I already asked this on math.stackexchange.com, but did not receive much responses. I hope this is also appropriate for mathoverflow.
In the paper Homological algebra on a complete intersection, with an application to group representations by Eisenbud I found the following argument that I do not understand:
Suppose $B$ is a local artinian ring (in fact in the context it is a quotient of a regular ring by a maximal regular sequence, i.e a complete intersection). Then we can take the divided power algebra $D^n(B)$ for $n \in \mathbb{N}_0$, which is a free $B$-module, generated by elements $z^{(\alpha)}$ where $\alpha \in \mathbb{N}_0^n$.
This is actually a module over the polynomial ring $B[t_1,\dots,t_n]$, with the action defined by $t_i . z^{(\alpha)} := z^{(\alpha - e_i)}$. Here $e_i = (0,\dots,0,1,0,\dots,0)$ denotes the $i$-th basis vector.
The algebra structure is defined by $z^{(\alpha)}\cdot z^{(\beta)} = \frac{(\alpha + \beta)!}{\alpha!\beta!}z^{(\alpha + \beta)}$, though that is not relevant to my question.
Eisenbud now writes $$D^n(B) = \bigoplus_{k \in \mathbb{N}_0} \text{Hom}_B(B[t_1,\dots,t_n]_k, B)$$ which is clear, because the $\{z^{(\alpha)} : |\alpha|=k\}$ might be considered as the dual basis to $\{t^\alpha : |\alpha|=k\}$.
The argument I do not understand is that Eisenbud writes
$D^n(B)$ is artinian, because it is the dual of a noetherian $B[t_1,\dots,t_n]$-module.
Some thoughts I had about this:
- This claim is actually false if $B$ itself is not artinian, because I might choose an infinite descending chain $I_0 \subset I_1 \subset \dots$ and then $I_0 \cdot D^n(B) \subset I_1 \cdot D^n(B) \subset \dots$ would be an infinite descending sequence in $D^n(B)$. So I would expect some argument using that $B$ is artinian.
- To show that $D^n(B)$ is artinian, would it be enought to consider only graded submodules? I already asked this in a different question, but here lies my motivation, see https://math.stackexchange.com/questions/2978049/ascending-descending-chain-condition-on-graded-modules
- If we had an inclusion reversing bijection $$\{N \subset D^n(B) \text{ submodule}\} \rightarrow \{I \subset B[t_1,\dots,t_n] \text{ ideal}\}$$ this would proof the claim, but I don't see any.
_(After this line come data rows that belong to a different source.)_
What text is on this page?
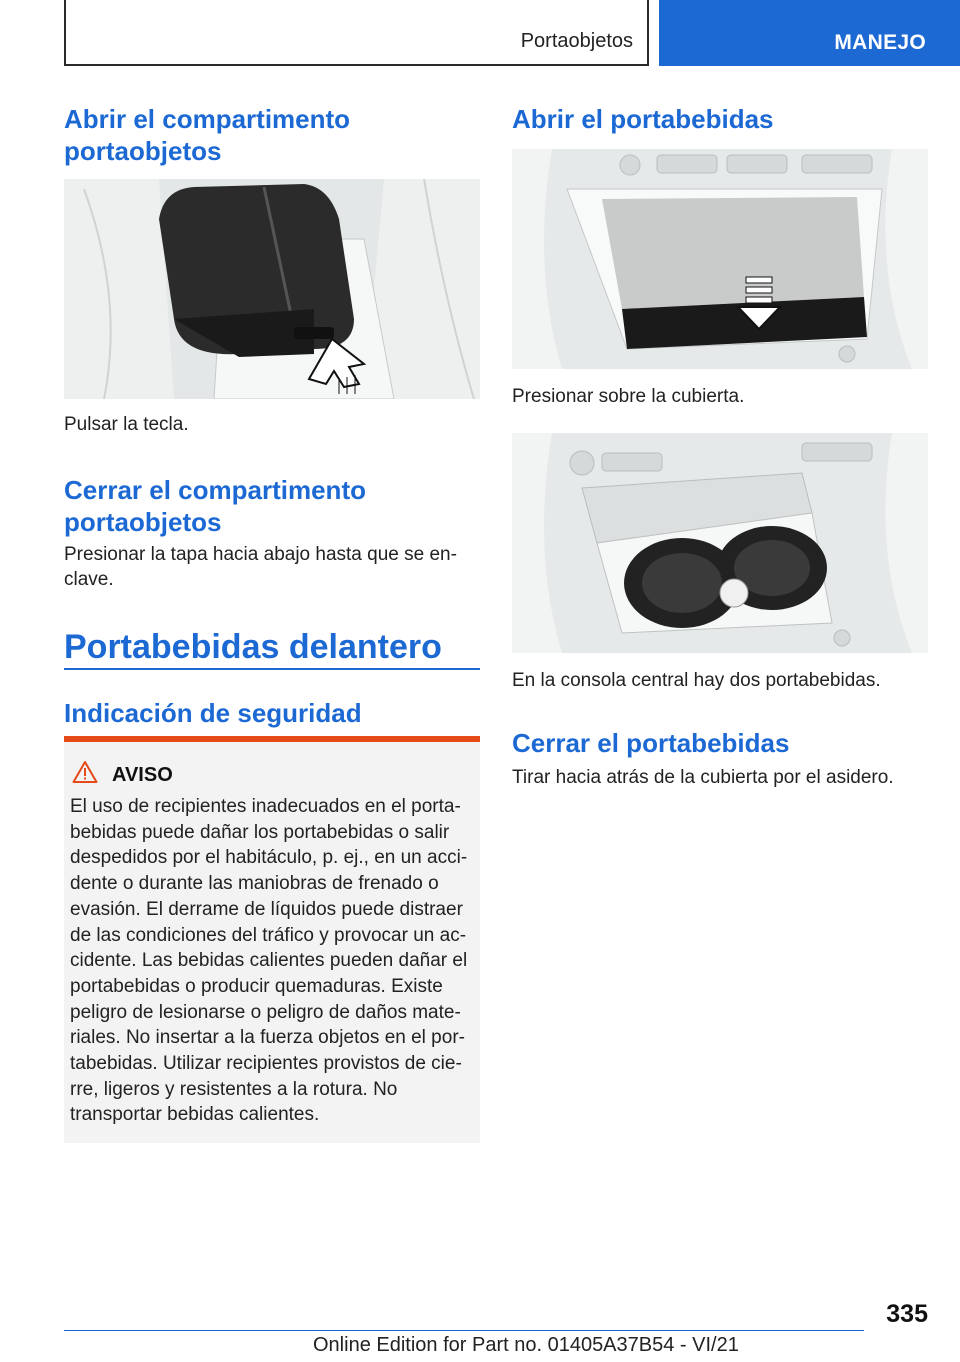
Portaobjetos	MANEJO
Abrir el compartimento portaobjetos

Pulsar la tecla.

Cerrar el compartimento portaobjetos

Presionar la tapa hacia abajo hasta que se enclave.

Portabebidas delantero
Indicación de seguridad
AVISO

El uso de recipientes inadecuados en el portabebidas puede dañar los portabebidas o salir despedidos por el habitáculo, p. ej., en un accidente o durante las maniobras de frenado o evasión. El derrame de líquidos puede distraer de las condiciones del tráfico y provocar un accidente. Las bebidas calientes pueden dañar el portabebidas o producir quemaduras. Existe peligro de lesionarse o peligro de daños materiales. No insertar a la fuerza objetos en el portabebidas. Utilizar recipientes provistos de cierre, ligeros y resistentes a la rotura. No transportar bebidas calientes.

Abrir el portabebidas

Presionar sobre la cubierta.

En la consola central hay dos portabebidas.

Cerrar el portabebidas

Tirar hacia atrás de la cubierta por el asidero.

335
Online Edition for Part no. 01405A37B54 - VI/21
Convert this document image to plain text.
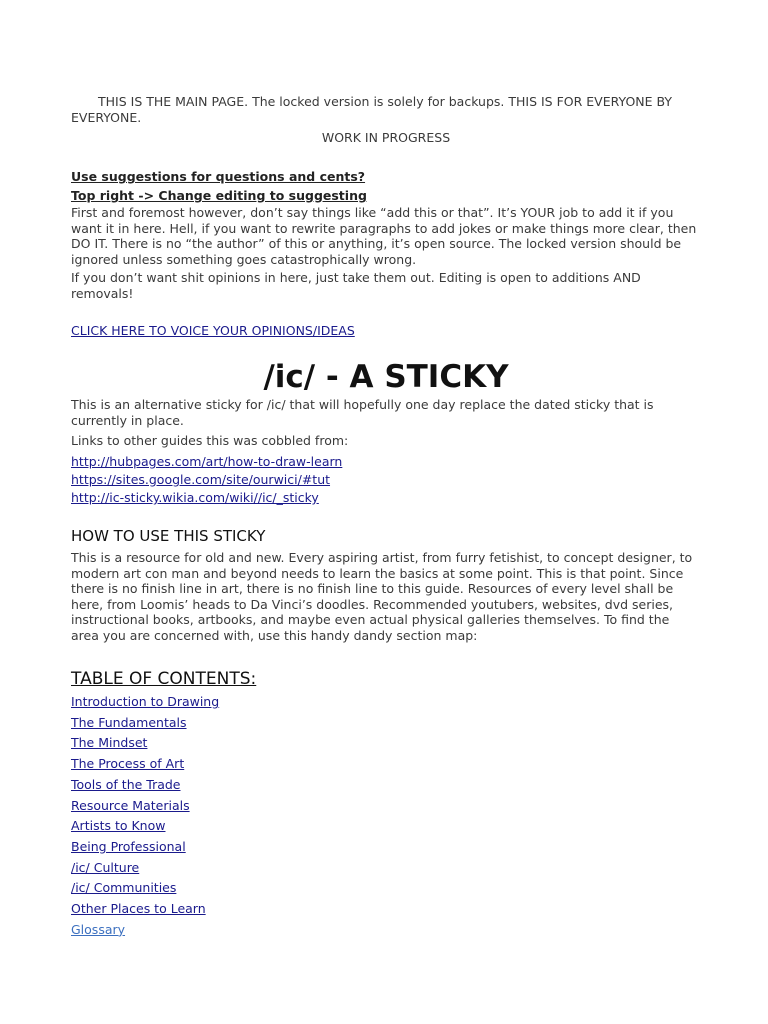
THIS IS THE MAIN PAGE. The locked version is solely for backups. THIS IS FOR EVERYONE BY EVERYONE.

WORK IN PROGRESS

Use suggestions for questions and cents?

Top right -> Change editing to suggesting

First and foremost however, don’t say things like “add this or that”. It’s YOUR job to add it if you want it in here. Hell, if you want to rewrite paragraphs to add jokes or make things more clear, then DO IT. There is no “the author” of this or anything, it’s open source. The locked version should be ignored unless something goes catastrophically wrong.

If you don’t want shit opinions in here, just take them out. Editing is open to additions AND removals!

CLICK HERE TO VOICE YOUR OPINIONS/IDEAS
/ic/ - A STICKY

This is an alternative sticky for /ic/ that will hopefully one day replace the dated sticky that is currently in place.

Links to other guides this was cobbled from:

http://hubpages.com/art/how-to-draw-learn
https://sites.google.com/site/ourwici/#tut
http://ic-sticky.wikia.com/wiki//ic/_sticky
HOW TO USE THIS STICKY

This is a resource for old and new. Every aspiring artist, from furry fetishist, to concept designer, to modern art con man and beyond needs to learn the basics at some point. This is that point. Since there is no finish line in art, there is no finish line to this guide. Resources of every level shall be here, from Loomis’ heads to Da Vinci’s doodles. Recommended youtubers, websites, dvd series, instructional books, artbooks, and maybe even actual physical galleries themselves. To find the area you are concerned with, use this handy dandy section map:

TABLE OF CONTENTS:
Introduction to Drawing
The Fundamentals
The Mindset
The Process of Art
Tools of the Trade
Resource Materials
Artists to Know
Being Professional
/ic/ Culture
/ic/ Communities
Other Places to Learn
Glossary
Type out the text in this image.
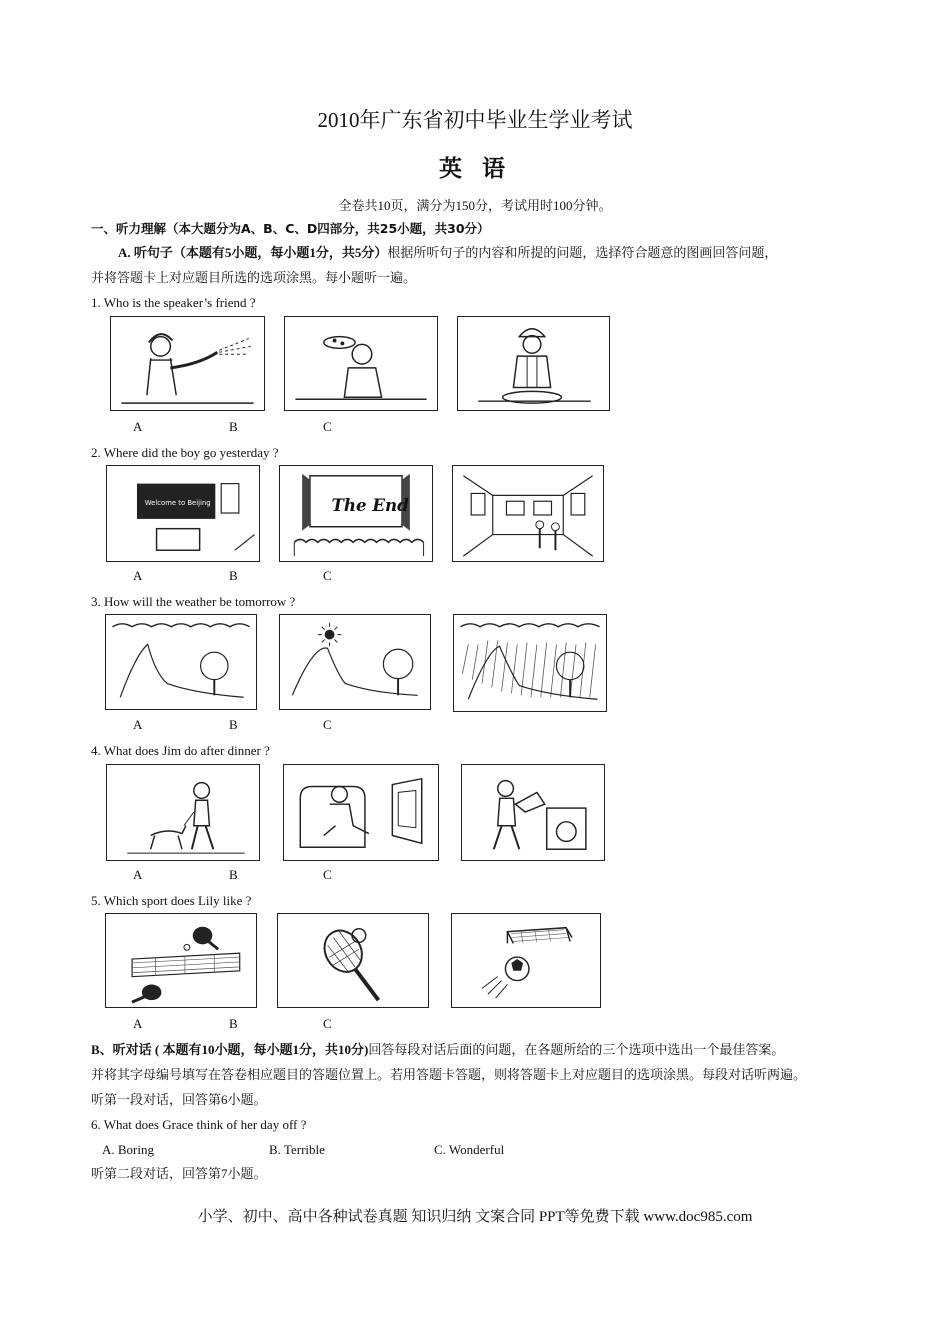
2010年广东省初中毕业生学业考试
英 语
全卷共10页，满分为150分，考试用时100分钟。
一、听力理解（本大题分为A、B、C、D四部分，共25小题，共30分）
A. 听句子（本题有5小题，每小题1分，共5分）根据所听句子的内容和所提的问题，选择符合题意的图画回答问题，
并将答题卡上对应题目所选的选项涂黑。每小题听一遍。
1. Who is the speaker’s friend ?
A	B	C
2. Where did the boy go yesterday ?
Welcome to Beijing	The End
A	B	C
3. How will the weather be tomorrow ?
A	B	C
4. What does Jim do after dinner ?
A	B	C
5. Which sport does Lily like ?
A	B	C
B、听对话 ( 本题有10小题，每小题1分，共10分)回答每段对话后面的问题，在各题所给的三个选项中选出一个最佳答案。
并将其字母编号填写在答卷相应题目的答题位置上。若用答题卡答题，则将答题卡上对应题目的选项涂黑。每段对话听两遍。
听第一段对话，回答第6小题。
6. What does Grace think of her day off ?
A. Boring	B. Terrible	C. Wonderful
听第二段对话，回答第7小题。
小学、初中、高中各种试卷真题 知识归纳 文案合同 PPT等免费下载 www.doc985.com
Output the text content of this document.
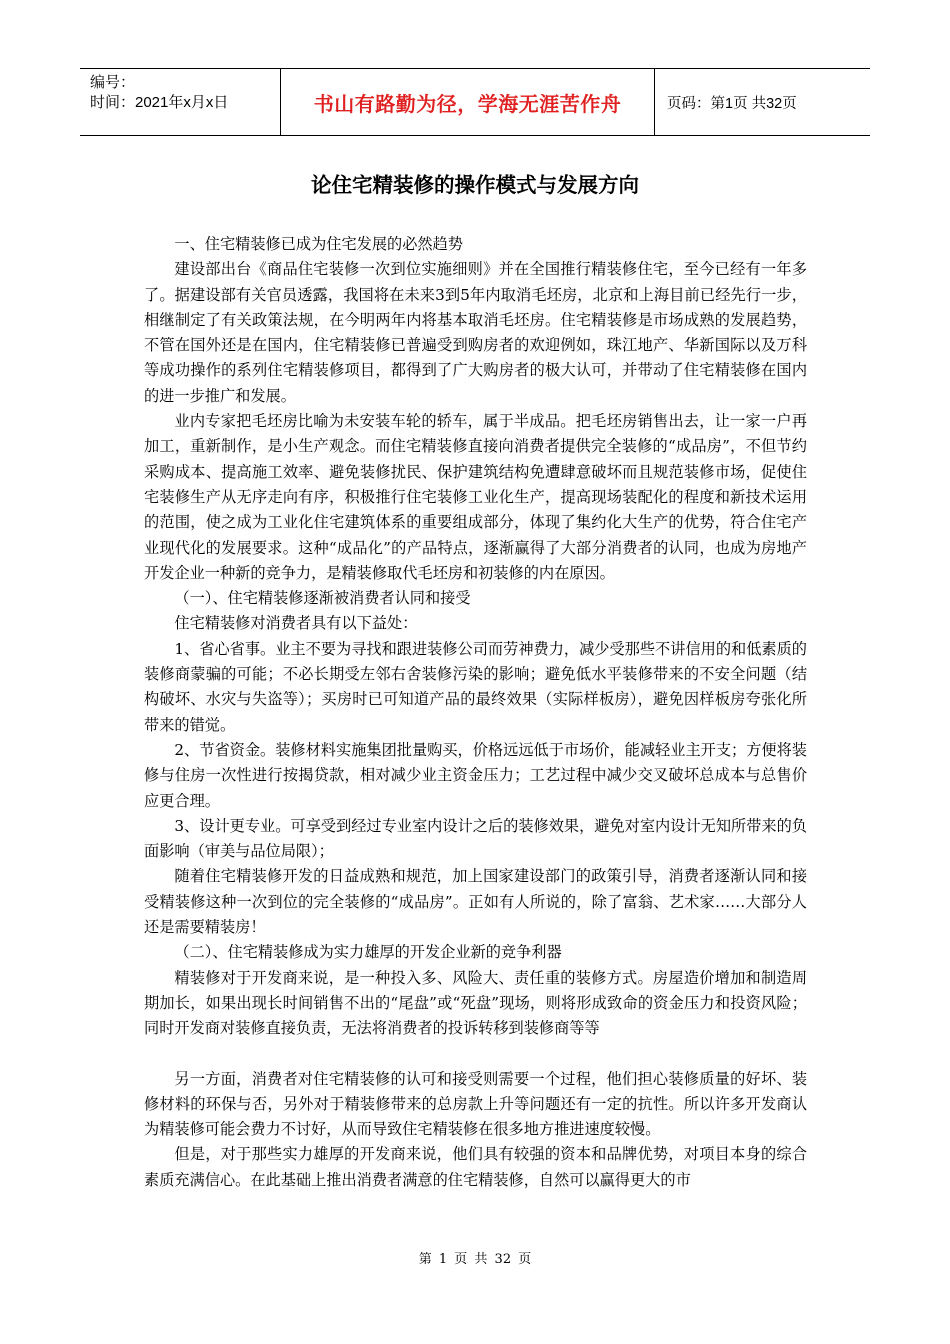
编号：
时间：2021年x月x日	书山有路勤为径，学海无涯苦作舟	页码：第1页 共32页
论住宅精装修的操作模式与发展方向

一、住宅精装修已成为住宅发展的必然趋势

建设部出台《商品住宅装修一次到位实施细则》并在全国推行精装修住宅，至今已经有一年多了。据建设部有关官员透露，我国将在未来3到5年内取消毛坯房，北京和上海目前已经先行一步，相继制定了有关政策法规，在今明两年内将基本取消毛坯房。住宅精装修是市场成熟的发展趋势，不管在国外还是在国内，住宅精装修已普遍受到购房者的欢迎例如，珠江地产、华新国际以及万科等成功操作的系列住宅精装修项目，都得到了广大购房者的极大认可，并带动了住宅精装修在国内的进一步推广和发展。

业内专家把毛坯房比喻为未安装车轮的轿车，属于半成品。把毛坯房销售出去，让一家一户再加工，重新制作，是小生产观念。而住宅精装修直接向消费者提供完全装修的“成品房”，不但节约采购成本、提高施工效率、避免装修扰民、保护建筑结构免遭肆意破坏而且规范装修市场，促使住宅装修生产从无序走向有序，积极推行住宅装修工业化生产，提高现场装配化的程度和新技术运用的范围，使之成为工业化住宅建筑体系的重要组成部分，体现了集约化大生产的优势，符合住宅产业现代化的发展要求。这种“成品化”的产品特点，逐渐赢得了大部分消费者的认同，也成为房地产开发企业一种新的竞争力，是精装修取代毛坯房和初装修的内在原因。

（一）、住宅精装修逐渐被消费者认同和接受

住宅精装修对消费者具有以下益处：

1、省心省事。业主不要为寻找和跟进装修公司而劳神费力，减少受那些不讲信用的和低素质的装修商蒙骗的可能；不必长期受左邻右舍装修污染的影响；避免低水平装修带来的不安全问题（结构破坏、水灾与失盗等）；买房时已可知道产品的最终效果（实际样板房），避免因样板房夸张化所带来的错觉。

2、节省资金。装修材料实施集团批量购买，价格远远低于市场价，能减轻业主开支；方便将装修与住房一次性进行按揭贷款，相对减少业主资金压力；工艺过程中减少交叉破坏总成本与总售价应更合理。

3、设计更专业。可享受到经过专业室内设计之后的装修效果，避免对室内设计无知所带来的负面影响（审美与品位局限）；

随着住宅精装修开发的日益成熟和规范，加上国家建设部门的政策引导，消费者逐渐认同和接受精装修这种一次到位的完全装修的“成品房”。正如有人所说的，除了富翁、艺术家……大部分人还是需要精装房！

（二）、住宅精装修成为实力雄厚的开发企业新的竞争利器

精装修对于开发商来说，是一种投入多、风险大、责任重的装修方式。房屋造价增加和制造周期加长，如果出现长时间销售不出的“尾盘”或“死盘”现场，则将形成致命的资金压力和投资风险；同时开发商对装修直接负责，无法将消费者的投诉转移到装修商等等

另一方面，消费者对住宅精装修的认可和接受则需要一个过程，他们担心装修质量的好坏、装修材料的环保与否，另外对于精装修带来的总房款上升等问题还有一定的抗性。所以许多开发商认为精装修可能会费力不讨好，从而导致住宅精装修在很多地方推进速度较慢。

但是，对于那些实力雄厚的开发商来说，他们具有较强的资本和品牌优势，对项目本身的综合素质充满信心。在此基础上推出消费者满意的住宅精装修，自然可以赢得更大的市

第 1 页 共 32 页
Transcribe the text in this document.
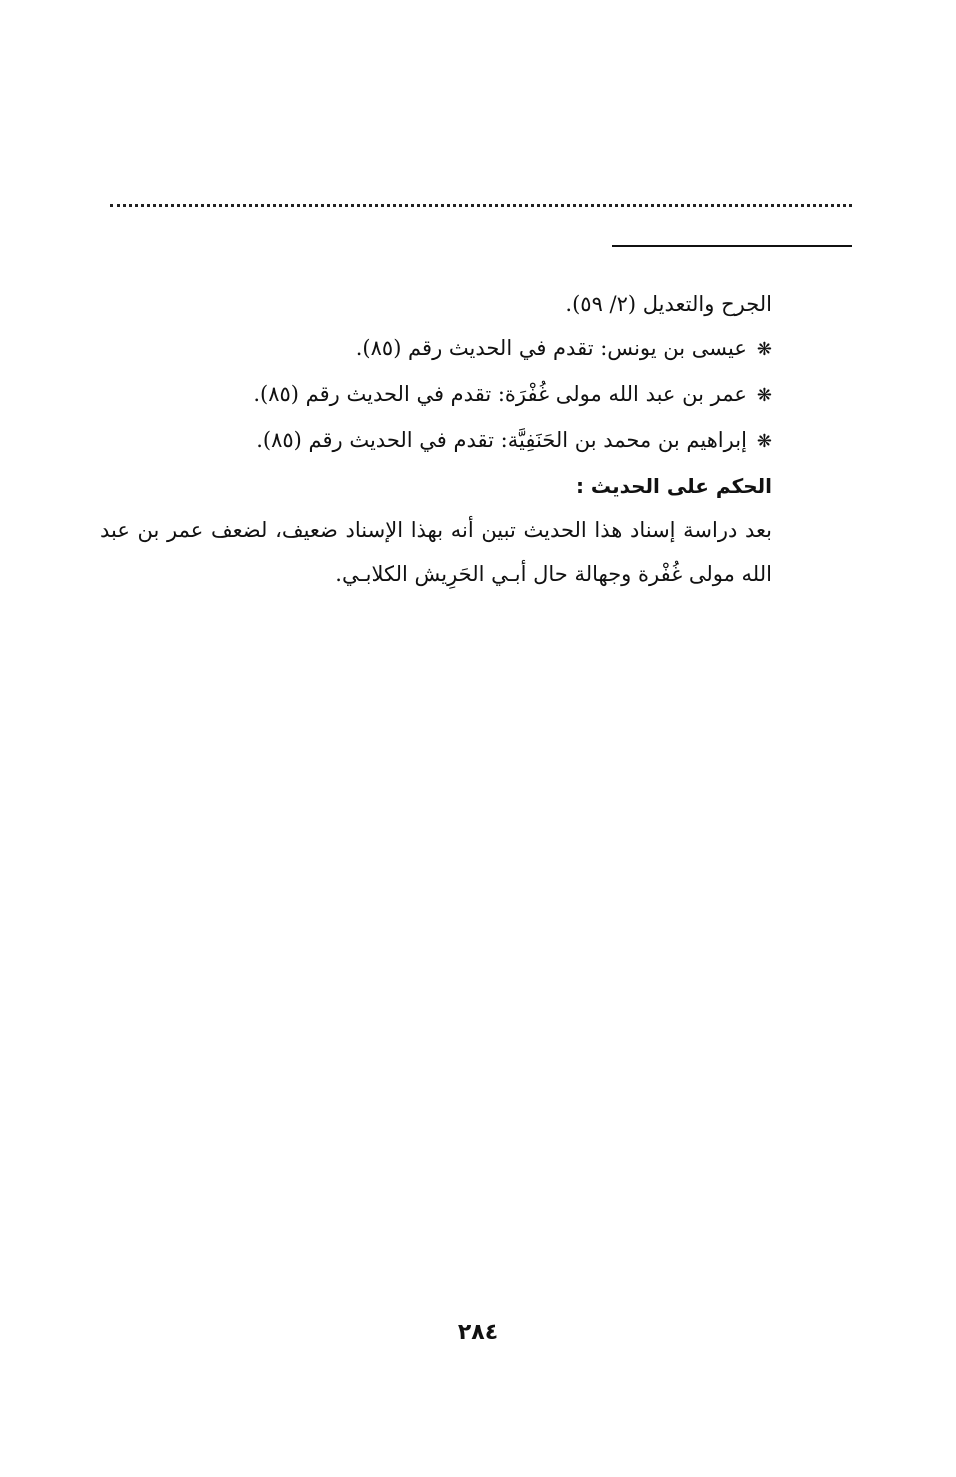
الجرح والتعديل (٢/ ٥٩).

❋عيسى بن يونس: تقدم في الحديث رقم (٨٥).

❋عمر بن عبد الله مولى غُفْرَة: تقدم في الحديث رقم (٨٥).

❋إبراهيم بن محمد بن الحَنَفِيَّة: تقدم في الحديث رقم (٨٥).

الحكم على الحديث :

بعد دراسة إسناد هذا الحديث تبين أنه بهذا الإسناد ضعيف، لضعف عمر بن عبد الله مولى غُفْرة وجهالة حال أبـي الحَرِيش الكلابـي.

٢٨٤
Taking annihilators is an inclusion reversing map, but does not seem to be bijective, as a fellow student of me found the following counterexample:
Let $B = \mathbb{Z}/8, n = 1$ and let $M\subset D^1(B)$ be the submodule generated by all elements of the form $2 z^{(k)} + z^{(k - 1)}$ for $k \in \mathbb{N}$. This is not the full module, because $M \cap D^1(B)_0 = (2) \subset B$, but its annihilator is $(0) \subset B[t_1]$: For any $0\neq f\in B[t_1]$, let $d = \text{deg}(f)$, then $f\cdot (2z^{(d+1)} + z^{(d)})$ can not be $0$, because $t_1$ maps $2z^{(k)} + z^{(k-1)}$ to $2z^{(k - 1)} + z^{(k - 2)}$.